The U.S. has supported Israel in its war against militant group Hamas since the group attacked Israel last October but tensions between Biden and Netanyahu have increasingly become public on the world stage, particularly over who controls Gaza after the war and disagreement over a two-state solution.

The Biden administration asked Congress for $10.6 billion in additional assistance to Israel in a supplemental funding request last year, but the full request remains stagnant in Congress as senators try to hash out a border security deal as part of the package request. The Biden administration has twice approved emergency sales of weapons to Israel, which bypassed congressional review.

A White House official told The Hill there “has been no request” from the White House for the Department of Defense to slow down any weapon deliveries to Israel. The official also said the White House was not aware of any request that would review what weapons it would potentially “slow walk.”

According to NBC’s sources, Israeli officials have continued to ask the U.S. for more weapons, including aerial bombs, ammunition and air defenses. Officials have discussed using 155 mm artillery rounds and joint direct attack munitions as leverage to get Israel to open up humanitarian corridors for civilians, NBC News reported.

The outlet noted administration officials are more focused on potentially slowing down offensive weaponry rather than defensive weaponry like air defenses. Officials also considered offering Israel more of the weapons it asked for as an incentive to get them to agree to some of the U.S.’s requests, the report said.

The U.S. has been increasing pressure on Israel to scale back its operations in Gaza and take measures to protect civilian life. White House national security spokesperson John Kirby said earlier this month it was the “right time” for Israel to scale back its war in Gaza.

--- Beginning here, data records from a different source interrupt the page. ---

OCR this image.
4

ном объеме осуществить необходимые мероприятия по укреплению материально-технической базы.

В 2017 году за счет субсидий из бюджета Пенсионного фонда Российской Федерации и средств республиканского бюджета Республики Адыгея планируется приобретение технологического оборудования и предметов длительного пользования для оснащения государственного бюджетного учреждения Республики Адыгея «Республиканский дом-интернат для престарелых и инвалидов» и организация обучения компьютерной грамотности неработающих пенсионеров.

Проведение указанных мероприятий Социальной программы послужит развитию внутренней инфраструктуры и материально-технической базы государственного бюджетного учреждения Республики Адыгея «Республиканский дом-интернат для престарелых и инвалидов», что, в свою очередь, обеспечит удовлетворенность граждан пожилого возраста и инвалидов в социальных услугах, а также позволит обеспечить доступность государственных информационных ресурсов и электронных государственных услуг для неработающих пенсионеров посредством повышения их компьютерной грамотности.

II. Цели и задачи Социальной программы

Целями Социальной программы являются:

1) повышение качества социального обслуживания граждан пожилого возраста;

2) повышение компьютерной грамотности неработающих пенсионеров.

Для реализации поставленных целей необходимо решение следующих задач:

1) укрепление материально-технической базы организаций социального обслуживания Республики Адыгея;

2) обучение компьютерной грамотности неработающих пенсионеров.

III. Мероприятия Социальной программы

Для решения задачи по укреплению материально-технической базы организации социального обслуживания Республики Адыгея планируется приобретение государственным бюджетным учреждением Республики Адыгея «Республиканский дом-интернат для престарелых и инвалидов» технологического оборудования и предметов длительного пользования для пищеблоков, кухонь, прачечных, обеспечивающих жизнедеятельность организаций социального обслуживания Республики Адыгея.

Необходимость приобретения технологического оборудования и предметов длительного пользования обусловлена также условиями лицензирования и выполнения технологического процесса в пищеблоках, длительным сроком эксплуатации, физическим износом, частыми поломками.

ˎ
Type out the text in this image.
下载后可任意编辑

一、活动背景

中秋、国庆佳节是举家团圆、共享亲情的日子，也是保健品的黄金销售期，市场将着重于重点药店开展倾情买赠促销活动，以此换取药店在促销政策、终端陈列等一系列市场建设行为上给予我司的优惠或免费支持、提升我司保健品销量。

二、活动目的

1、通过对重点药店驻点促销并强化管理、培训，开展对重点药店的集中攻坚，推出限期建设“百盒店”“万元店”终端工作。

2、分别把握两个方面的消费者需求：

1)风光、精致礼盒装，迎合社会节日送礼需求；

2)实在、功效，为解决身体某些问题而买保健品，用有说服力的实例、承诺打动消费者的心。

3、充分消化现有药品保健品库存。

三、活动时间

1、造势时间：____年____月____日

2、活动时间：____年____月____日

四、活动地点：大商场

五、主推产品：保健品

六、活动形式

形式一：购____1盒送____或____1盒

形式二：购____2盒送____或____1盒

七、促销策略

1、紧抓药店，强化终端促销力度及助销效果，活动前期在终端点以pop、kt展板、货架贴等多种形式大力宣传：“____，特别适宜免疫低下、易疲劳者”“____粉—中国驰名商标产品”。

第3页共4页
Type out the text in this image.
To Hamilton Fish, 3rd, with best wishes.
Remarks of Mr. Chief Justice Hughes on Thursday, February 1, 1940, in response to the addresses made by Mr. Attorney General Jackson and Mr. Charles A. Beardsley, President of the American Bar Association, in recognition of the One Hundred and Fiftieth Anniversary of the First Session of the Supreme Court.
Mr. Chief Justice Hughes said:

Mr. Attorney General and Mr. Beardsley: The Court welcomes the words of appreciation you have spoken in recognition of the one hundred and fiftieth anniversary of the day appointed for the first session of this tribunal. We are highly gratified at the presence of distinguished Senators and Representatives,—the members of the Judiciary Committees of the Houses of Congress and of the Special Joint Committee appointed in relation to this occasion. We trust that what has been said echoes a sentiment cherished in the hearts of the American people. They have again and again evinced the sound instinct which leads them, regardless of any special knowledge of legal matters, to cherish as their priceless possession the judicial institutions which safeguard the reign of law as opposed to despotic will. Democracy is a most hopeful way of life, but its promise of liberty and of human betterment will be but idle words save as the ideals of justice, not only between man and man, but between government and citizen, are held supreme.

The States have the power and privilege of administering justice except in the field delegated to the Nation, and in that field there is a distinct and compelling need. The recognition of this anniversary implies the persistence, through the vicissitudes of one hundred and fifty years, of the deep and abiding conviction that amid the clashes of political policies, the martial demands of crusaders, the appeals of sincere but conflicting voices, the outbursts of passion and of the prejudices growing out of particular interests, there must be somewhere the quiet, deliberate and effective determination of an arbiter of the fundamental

The sources told NBC that administration officials are frustrated that Israel has not always heeded their calls to minimize threats to civilians.

A national security spokesperson said in a statement to The Hill that the U.S. has not changed its policy in its approach to Israel.

“As the President has made clear, he believes that the approach he has pursued has been more effective,” the spokesperson said. “Israel has a right and obligation to defend themselves against the threat of Hamas, while abiding by international humanitarian law and protecting civilian lives, and we remain committed to support Israel in its fight against Hamas. We have done so since Oct 7, and will continue to. There is no change to our policy.”

The Hill has reached out to the Pentagon for comment.